No escopo das construções sócio-históricas e políticas, as mitologias servem enquanto base psicológica e social para a perpetuação de estereótipos, crenças e espaços sociais nos quais oprimida(o)s e opressora(e)s são estrategicamente alocada(o)s. No que tange às relações raciais no Brasil, diversos mitos foram suscitados a fim de alocar as populações negras no status de passivas frente à própria opressão: dentre eles, o mito da democracia racial. Entretanto, contrariamente ao que pensam, os mitos produzidos pela colonialidade no escopo de uma sociedade patriarcal e racialmente hierárquica, não são facilmente perceptíveis e não foram completamente abolidos sequer entre a(o)s oprimida(o)s.
Nesse contexto, percebe-se que há um interesse político na manutenção da crença em uma suposta passividade negra, que culmina na especulação de que negras e negros ocupam um espaço social subalterno porque não estão humanamente aptos à ascensão. O mito da passividade, neste aspecto, serve igualmente para inutilizar os esforços das populações femininas negras frente ao racismo e à opressão patriarcal que se perpetua dentro e fora das comunidades negras. Não obstante, um exemplo tangível se trata do modo como indivíduos descredibilizam a produção de intelectuais negras, ao afirmar que “o feminismo não inclui mulheres negras” ou que “o feminismo radical é composto apenas por brancas”. Deste modo, percebe-se que socialmente algumas e alguns permitem apenas dois polos: ou descredibilizam a produção de mulheres negras ou as utilizam como token, quando recebem acusações de racismo.
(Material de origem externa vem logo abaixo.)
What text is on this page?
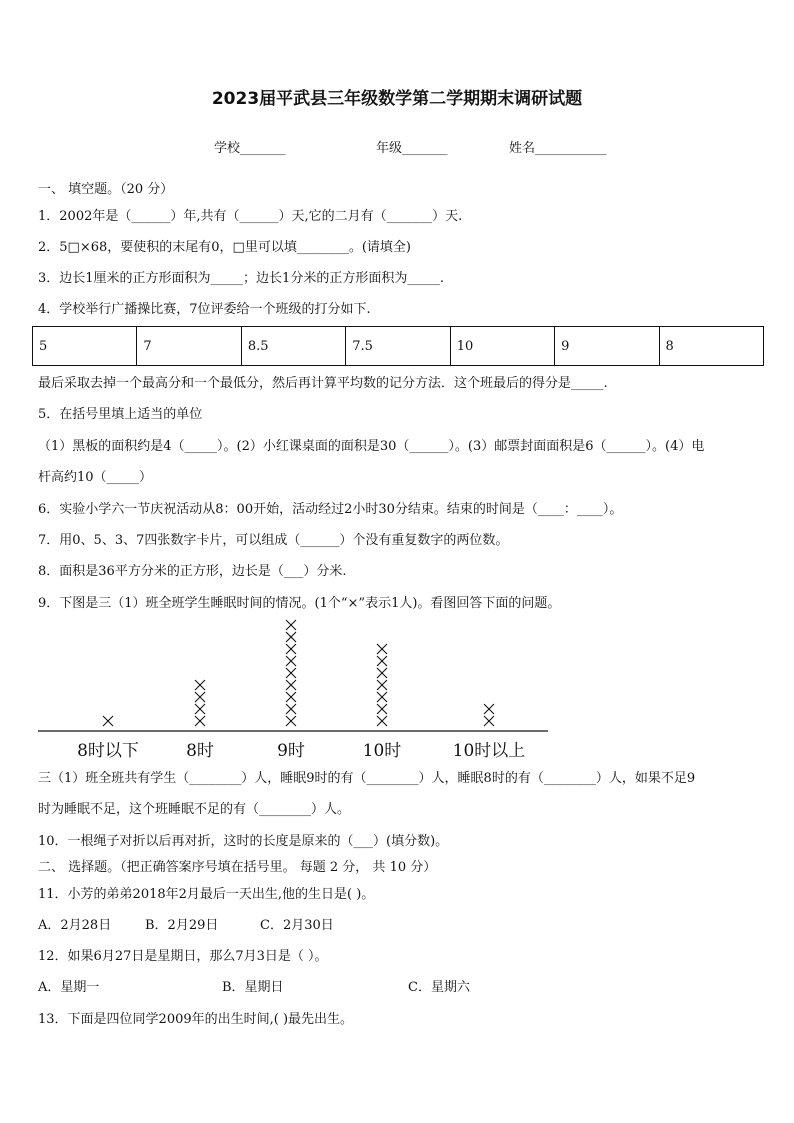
2023届平武县三年级数学第二学期期末调研试题
学校_______	年级_______	姓名___________
一、 填空题。（20 分）
1．2002年是（______）年,共有（______）天,它的二月有（_______）天.
2．5□×68，要使积的末尾有0，□里可以填________。(请填全)
3．边长1厘米的正方形面积为_____；边长1分米的正方形面积为_____.
4．学校举行广播操比赛，7位评委给一个班级的打分如下.
5	7	8.5	7.5	10	9	8
最后采取去掉一个最高分和一个最低分，然后再计算平均数的记分方法．这个班最后的得分是_____.
5．在括号里填上适当的单位
（1）黑板的面积约是4（_____）。(2）小红课桌面的面积是30（______）。(3）邮票封面面积是6（______）。(4）电
杆高约10（_____）
6．实验小学六一节庆祝活动从8：00开始，活动经过2小时30分结束。结束的时间是（____：____）。
7．用0、5、3、7四张数字卡片，可以组成（______）个没有重复数字的两位数。
8．面积是36平方分米的正方形，边长是（___）分米.
9．下图是三（1）班全班学生睡眠时间的情况。(1个“×”表示1人)。看图回答下面的问题。
8时以下	8时	9时	10时	10时以上
三（1）班全班共有学生（________）人，睡眠9时的有（________）人，睡眠8时的有（________）人，如果不足9
时为睡眠不足，这个班睡眠不足的有（________）人。
10．一根绳子对折以后再对折，这时的长度是原来的（___）(填分数)。
二、 选择题。（把正确答案序号填在括号里。 每题 2 分， 共 10 分）
11．小芳的弟弟2018年2月最后一天出生,他的生日是( )。
A．2月28日	B．2月29日	C．2月30日
12．如果6月27日是星期日，那么7月3日是（ ）。
A．星期一	B．星期日	C．星期六
13．下面是四位同学2009年的出生时间,( )最先出生。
Por outro lado, o mito da passividade tende a ser utilizado de modo divergente na concepção da branquitude. A mulher caucasiana, na qual inspira-se o modelo de feminilidade imposto em uma sociedade patriarcal de ordem eurocêntrica e pós-colonial, tende a ser representada como o suprassumo da pureza e da ingenuidade, servindo como modelo antagônico ao homem caucasiano, que ocupa espaços de poder e dominação social. Tal mito compõe o imaginário das relações de estratificação sexual nas etnias caucasianas, exibindo o local inferior no qual mulheres brancas foram alocadas pelos homens de mesma etnia. Contudo, este mito serve igualmente de modo pernicioso dentro e fora do feminismo, a fim de promover uma ideação de “inocência” e “passividade” das mulheres brancas nas relações raciais e, principalmente, na reprodução dos mecanismos de opressão racistas sobre mulheres negras.
“As lágrimas das mulheres brancas são especialmente potentes… porque estão ligadas ao símbolo da feminilidade”, explica Ajayi. “Essas lágrimas estão saindo dos olhos daquela escolhida para ser o protótipo da feminilidade; a mulher que foi pintada como desamparada contra os caprichos do mundo. Aquela que obtém a maior proteção em um mundo que faz um trabalho de merda em valorizar as mulheres.”
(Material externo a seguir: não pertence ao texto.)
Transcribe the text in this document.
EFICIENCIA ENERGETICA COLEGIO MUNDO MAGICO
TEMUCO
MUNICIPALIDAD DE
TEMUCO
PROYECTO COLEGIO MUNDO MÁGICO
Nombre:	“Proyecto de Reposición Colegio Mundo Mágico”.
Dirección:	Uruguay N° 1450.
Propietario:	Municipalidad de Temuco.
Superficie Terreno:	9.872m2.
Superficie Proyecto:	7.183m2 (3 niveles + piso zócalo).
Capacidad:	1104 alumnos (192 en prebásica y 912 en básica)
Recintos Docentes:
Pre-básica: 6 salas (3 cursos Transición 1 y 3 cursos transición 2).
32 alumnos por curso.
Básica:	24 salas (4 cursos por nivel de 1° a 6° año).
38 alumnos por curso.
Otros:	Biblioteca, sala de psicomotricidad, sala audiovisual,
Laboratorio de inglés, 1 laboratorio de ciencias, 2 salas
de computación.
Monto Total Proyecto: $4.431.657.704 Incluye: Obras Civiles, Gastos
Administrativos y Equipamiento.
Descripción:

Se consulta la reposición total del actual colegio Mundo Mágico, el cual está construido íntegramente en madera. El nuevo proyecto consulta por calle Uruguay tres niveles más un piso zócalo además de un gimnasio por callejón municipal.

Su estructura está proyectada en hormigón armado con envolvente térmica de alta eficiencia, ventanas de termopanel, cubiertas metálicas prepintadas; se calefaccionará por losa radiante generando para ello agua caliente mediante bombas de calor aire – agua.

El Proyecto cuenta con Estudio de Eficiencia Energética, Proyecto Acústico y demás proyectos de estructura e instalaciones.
— Artigo traduzido adpt: “Como mulheres brancas usam lágrimas estratégicas para silenciar mulheres racializadas“, de Ruby Hamad
É equivocada a premissa de que mulheres brancas “aceitam” a opressão racial de mulheres negras como método de “suborno”, tal não se beneficiassem diretamente dela. A estratificação sexual de mulheres se trata de um modelo implementado pela supremacia masculina, contudo, as relações coloniais e raciais tornaram este emaranhado em algo complexo e delicado. Autoras como Françoise Vergès, Angela Davis e Lélia Gonzalez abordam tais temáticas em perspectivas históricas e estruturais. Afinal, o privilégio branco, que conferido às mulheres brancas por conta de uma hierarquia racial implementada pela supremacia masculina branca, lhes traz benefícios raciais reais. Viver o privilégio racial, em uma sociedade na qual mulheres negras alocam-se na base social, econômica e cultural não se trata de “aceitar um suborno passivamente”; mas sim, de experimentar uma estrutura social que lhes favorece e a qual muitas não desejam confrontar.
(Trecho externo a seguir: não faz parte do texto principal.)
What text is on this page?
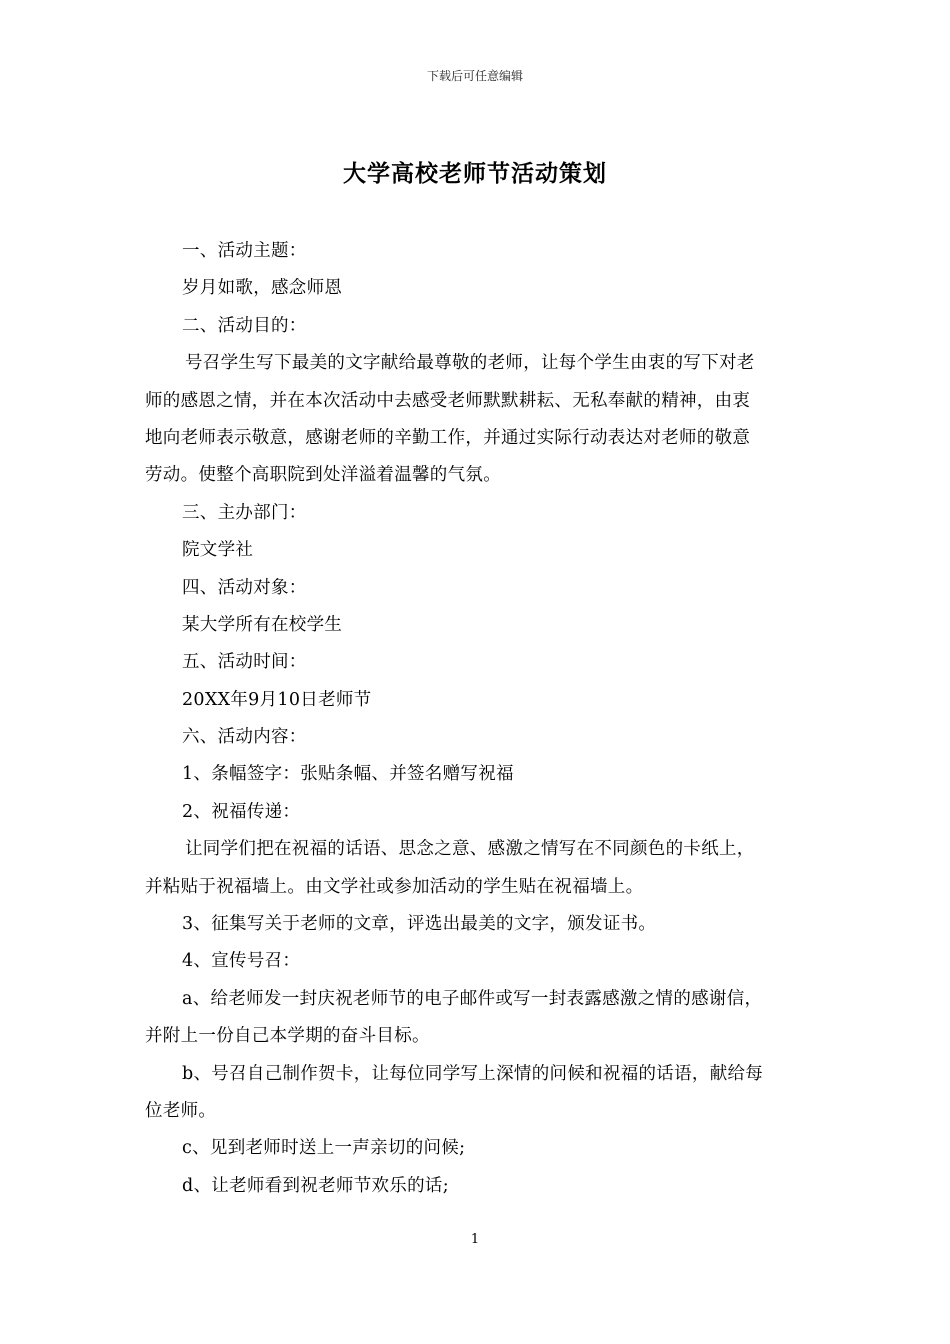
下载后可任意编辑
大学高校老师节活动策划
一、活动主题：
岁月如歌，感念师恩
二、活动目的：
号召学生写下最美的文字献给最尊敬的老师，让每个学生由衷的写下对老
师的感恩之情，并在本次活动中去感受老师默默耕耘、无私奉献的精神，由衷
地向老师表示敬意，感谢老师的辛勤工作，并通过实际行动表达对老师的敬意
劳动。使整个高职院到处洋溢着温馨的气氛。
三、主办部门：
院文学社
四、活动对象：
某大学所有在校学生
五、活动时间：
20XX年9月10日老师节
六、活动内容：
1、条幅签字：张贴条幅、并签名赠写祝福
2、祝福传递：
让同学们把在祝福的话语、思念之意、感激之情写在不同颜色的卡纸上，
并粘贴于祝福墙上。由文学社或参加活动的学生贴在祝福墙上。
3、征集写关于老师的文章，评选出最美的文字，颁发证书。
4、宣传号召：
a、给老师发一封庆祝老师节的电子邮件或写一封表露感激之情的感谢信，
并附上一份自己本学期的奋斗目标。
b、号召自己制作贺卡，让每位同学写上深情的问候和祝福的话语，献给每
位老师。
c、见到老师时送上一声亲切的问候;
d、让老师看到祝老师节欢乐的话;
1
Em uma sociedade racialmente estratificada, mulheres brancas experimentam o poder racial nas micro e macro relações. Independente de quem as atribui, ele existe e pode ser estatisticamente comprovado. Negar tais premissas e abraçar o mito da passividade pode trazer maior conforto existencial, mas embarga as possibilidades de confrontarmos o racismo no feminismo e acabarmos com a hostilidade horizontal e desigualdade social e racial entre mulheres. Não deve-se jamais esquecer que mulheres negras e brancas não partem do mesmo local nesse discurso, tal como não foram as mulheres negras que deliberadamente optaram por afastar-se de mulheres brancas. Haja vista o racismo sequer nos permitir a escolha. Faz-se necessário compreender os locais ocupados dentro da estrutura racial e encarar os locais sociais que para nós foram construídos. Faz-se necessário comprometer-se com uma postura verdadeiramente antirracista.
Só uma nota: nós brasileiros somos considerados "não-ocidentais"(non-western). Descobri isso recentemente num fórum de geopolítica enquanto procurava dados sobre Império…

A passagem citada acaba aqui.